No entanto, a juventude de Gaza permanece invicta. Continuamos nossa educação on-line, lutando contra os constantes apagões da Internet. Continuamos a apoiar a nós mesmos e às nossas famílias – alguns vendendo alimentos em pequenas barracas de rua, outros dando aulas particulares ou iniciando pequenos negócios.
Muitos estão se candidatando a bolsas de estudo para continuar seus estudos no exterior.
Tudo isto é a prova de que a juventude de Gaza ama a vida, ama a sua pátria e está determinada a reconstruí-la não como era antes, mas ainda melhor.
Estou agora a candidatar-me a uma bolsa de estudos fora de Gaza para prosseguir o meu mestrado.
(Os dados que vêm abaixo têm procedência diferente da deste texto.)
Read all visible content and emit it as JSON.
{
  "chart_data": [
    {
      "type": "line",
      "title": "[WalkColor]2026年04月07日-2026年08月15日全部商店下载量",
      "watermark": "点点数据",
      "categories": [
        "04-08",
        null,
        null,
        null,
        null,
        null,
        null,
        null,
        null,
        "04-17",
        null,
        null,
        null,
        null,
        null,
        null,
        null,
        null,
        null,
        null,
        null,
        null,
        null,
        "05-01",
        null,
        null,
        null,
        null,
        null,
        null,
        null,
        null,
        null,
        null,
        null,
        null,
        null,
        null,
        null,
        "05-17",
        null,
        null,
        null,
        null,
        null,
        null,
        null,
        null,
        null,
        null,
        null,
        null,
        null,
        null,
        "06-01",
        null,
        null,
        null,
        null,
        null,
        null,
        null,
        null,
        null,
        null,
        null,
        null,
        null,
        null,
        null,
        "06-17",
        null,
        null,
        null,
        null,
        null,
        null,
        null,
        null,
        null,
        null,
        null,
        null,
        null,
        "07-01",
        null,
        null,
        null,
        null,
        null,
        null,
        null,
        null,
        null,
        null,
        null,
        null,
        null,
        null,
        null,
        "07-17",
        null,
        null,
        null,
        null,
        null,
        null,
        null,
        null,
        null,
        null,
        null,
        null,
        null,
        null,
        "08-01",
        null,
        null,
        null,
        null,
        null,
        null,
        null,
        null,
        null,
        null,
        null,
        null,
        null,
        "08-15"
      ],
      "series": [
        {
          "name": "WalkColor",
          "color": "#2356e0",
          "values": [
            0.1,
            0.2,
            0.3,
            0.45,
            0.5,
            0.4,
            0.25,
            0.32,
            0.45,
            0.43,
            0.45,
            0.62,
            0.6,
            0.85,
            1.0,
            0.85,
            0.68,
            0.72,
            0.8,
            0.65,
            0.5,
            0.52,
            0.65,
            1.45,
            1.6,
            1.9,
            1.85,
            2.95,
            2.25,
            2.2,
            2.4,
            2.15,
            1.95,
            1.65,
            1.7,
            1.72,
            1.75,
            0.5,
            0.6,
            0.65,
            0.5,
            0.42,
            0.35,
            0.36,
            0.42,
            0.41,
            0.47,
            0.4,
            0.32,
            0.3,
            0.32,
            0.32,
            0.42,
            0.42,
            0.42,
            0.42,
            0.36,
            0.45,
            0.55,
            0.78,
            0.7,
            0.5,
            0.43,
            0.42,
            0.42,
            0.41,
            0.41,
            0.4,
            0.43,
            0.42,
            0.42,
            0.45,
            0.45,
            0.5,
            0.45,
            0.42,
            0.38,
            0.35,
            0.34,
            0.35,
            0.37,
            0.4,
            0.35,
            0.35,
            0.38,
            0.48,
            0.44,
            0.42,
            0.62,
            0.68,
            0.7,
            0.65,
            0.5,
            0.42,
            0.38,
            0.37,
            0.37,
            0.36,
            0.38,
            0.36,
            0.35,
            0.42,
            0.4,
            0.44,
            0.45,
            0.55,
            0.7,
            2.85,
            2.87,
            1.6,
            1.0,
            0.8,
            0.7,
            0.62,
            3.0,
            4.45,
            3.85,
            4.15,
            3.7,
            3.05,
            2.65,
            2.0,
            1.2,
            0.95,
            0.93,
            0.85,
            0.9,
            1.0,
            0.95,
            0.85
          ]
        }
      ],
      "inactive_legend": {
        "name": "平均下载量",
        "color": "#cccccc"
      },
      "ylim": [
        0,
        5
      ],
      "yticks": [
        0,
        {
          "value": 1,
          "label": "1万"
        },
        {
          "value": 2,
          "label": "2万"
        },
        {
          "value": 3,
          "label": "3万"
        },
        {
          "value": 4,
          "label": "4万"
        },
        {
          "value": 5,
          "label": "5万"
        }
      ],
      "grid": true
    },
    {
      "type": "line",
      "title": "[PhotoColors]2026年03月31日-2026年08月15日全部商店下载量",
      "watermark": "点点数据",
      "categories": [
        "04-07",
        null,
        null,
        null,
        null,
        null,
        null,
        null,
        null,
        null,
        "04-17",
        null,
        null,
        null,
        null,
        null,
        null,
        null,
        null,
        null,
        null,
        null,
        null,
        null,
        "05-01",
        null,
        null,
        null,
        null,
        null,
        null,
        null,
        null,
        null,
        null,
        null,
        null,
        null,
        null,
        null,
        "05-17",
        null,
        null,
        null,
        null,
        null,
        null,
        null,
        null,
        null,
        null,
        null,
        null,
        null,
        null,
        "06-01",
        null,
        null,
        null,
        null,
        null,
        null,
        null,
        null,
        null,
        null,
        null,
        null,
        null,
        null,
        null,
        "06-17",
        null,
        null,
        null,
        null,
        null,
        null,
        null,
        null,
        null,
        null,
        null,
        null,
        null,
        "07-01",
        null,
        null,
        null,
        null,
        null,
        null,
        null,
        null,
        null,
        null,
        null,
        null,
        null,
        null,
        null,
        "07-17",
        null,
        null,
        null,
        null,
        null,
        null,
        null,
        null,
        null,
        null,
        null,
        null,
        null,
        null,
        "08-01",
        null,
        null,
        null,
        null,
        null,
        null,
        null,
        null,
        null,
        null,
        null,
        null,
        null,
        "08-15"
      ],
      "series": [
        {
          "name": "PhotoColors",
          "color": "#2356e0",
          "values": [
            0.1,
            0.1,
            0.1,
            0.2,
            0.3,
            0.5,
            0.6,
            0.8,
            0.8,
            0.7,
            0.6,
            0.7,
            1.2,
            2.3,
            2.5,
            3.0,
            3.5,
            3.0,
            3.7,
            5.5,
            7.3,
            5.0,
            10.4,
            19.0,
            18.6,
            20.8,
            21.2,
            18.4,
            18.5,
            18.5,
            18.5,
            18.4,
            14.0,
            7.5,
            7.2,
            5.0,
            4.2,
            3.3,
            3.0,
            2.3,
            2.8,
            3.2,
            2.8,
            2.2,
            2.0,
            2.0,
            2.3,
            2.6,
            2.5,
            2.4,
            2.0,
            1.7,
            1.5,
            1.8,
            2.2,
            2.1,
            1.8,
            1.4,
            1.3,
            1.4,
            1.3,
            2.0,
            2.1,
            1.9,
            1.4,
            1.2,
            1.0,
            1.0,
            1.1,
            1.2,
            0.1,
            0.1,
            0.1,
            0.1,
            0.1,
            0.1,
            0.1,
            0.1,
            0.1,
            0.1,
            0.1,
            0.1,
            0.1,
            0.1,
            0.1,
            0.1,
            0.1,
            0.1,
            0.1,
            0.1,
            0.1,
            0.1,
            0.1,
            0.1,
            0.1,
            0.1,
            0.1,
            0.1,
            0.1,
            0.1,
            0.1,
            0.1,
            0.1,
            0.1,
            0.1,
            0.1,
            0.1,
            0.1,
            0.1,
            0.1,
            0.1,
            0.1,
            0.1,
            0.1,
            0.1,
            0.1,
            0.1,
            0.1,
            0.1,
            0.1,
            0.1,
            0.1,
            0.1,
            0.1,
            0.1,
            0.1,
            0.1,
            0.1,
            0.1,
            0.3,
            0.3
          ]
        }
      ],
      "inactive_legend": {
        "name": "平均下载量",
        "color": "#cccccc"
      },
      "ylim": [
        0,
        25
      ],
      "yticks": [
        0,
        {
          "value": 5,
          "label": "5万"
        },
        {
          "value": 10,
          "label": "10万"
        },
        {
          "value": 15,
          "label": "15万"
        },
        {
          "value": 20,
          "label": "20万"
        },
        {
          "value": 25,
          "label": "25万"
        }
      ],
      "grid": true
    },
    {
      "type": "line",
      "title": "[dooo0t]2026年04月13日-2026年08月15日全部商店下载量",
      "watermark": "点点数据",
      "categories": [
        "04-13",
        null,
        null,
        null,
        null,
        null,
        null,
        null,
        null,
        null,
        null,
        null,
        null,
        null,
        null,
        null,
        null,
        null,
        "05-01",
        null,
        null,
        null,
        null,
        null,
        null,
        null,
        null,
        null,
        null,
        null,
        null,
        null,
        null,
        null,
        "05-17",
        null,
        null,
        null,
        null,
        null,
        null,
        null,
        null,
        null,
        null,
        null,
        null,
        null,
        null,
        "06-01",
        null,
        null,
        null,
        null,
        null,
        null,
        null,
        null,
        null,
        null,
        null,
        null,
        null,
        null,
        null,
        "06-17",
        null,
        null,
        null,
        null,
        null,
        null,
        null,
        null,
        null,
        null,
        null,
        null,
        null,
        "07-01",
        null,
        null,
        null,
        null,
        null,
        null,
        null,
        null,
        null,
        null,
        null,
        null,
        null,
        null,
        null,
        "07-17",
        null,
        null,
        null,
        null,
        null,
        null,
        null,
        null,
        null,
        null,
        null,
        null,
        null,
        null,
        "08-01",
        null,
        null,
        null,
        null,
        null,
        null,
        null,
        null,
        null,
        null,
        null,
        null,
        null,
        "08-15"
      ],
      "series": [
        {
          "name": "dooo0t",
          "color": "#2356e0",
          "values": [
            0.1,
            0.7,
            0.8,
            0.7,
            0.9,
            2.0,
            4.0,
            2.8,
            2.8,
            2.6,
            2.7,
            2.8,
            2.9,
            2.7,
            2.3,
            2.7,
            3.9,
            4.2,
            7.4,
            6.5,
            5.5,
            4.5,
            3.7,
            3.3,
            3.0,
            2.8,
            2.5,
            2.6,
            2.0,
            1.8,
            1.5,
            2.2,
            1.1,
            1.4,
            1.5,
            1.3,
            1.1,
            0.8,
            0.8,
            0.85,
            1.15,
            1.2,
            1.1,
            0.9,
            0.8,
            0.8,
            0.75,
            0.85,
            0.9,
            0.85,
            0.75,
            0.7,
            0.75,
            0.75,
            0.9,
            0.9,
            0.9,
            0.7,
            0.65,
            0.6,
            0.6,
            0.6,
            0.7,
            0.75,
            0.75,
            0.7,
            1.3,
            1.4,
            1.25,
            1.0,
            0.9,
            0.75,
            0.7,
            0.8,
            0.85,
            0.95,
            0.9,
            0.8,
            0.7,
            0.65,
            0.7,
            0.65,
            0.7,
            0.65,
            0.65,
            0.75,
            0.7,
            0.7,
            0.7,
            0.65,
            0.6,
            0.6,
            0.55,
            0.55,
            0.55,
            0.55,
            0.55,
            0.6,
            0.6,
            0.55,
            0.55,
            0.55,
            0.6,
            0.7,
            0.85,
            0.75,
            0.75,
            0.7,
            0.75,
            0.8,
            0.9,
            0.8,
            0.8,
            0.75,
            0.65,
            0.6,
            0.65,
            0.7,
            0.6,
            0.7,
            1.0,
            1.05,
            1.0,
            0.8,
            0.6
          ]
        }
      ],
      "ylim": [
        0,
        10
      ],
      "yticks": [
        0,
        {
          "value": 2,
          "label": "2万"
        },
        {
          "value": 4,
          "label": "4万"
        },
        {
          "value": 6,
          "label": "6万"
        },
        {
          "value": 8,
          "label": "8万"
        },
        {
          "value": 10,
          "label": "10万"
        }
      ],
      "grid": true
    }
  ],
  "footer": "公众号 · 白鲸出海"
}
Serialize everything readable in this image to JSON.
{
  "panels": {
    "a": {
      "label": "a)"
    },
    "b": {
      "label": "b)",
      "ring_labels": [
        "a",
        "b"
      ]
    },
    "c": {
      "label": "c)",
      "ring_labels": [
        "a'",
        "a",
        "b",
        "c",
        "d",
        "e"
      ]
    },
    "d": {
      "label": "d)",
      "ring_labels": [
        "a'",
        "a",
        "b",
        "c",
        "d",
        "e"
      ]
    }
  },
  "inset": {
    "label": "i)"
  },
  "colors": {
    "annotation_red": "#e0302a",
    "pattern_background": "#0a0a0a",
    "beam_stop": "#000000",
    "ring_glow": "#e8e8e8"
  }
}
Quero ir para o exterior, estudar e um dia voltar não para carregar os telefones, mas para carregar a mente. Se eu aceitar, entregarei o meu pequeno projecto de carregamento de telemóveis ao meu irmão mais novo, Anas, que sonha tornar-se jornalista para dizer a verdade sobre Gaza e o seu povo.
Ele, eu e o resto dos nossos amigos em Gaza recusamo-nos a desistir.
As opiniões expressas neste artigo são de responsabilidade do autor e não refletem a posição editorial da Al Jazeera.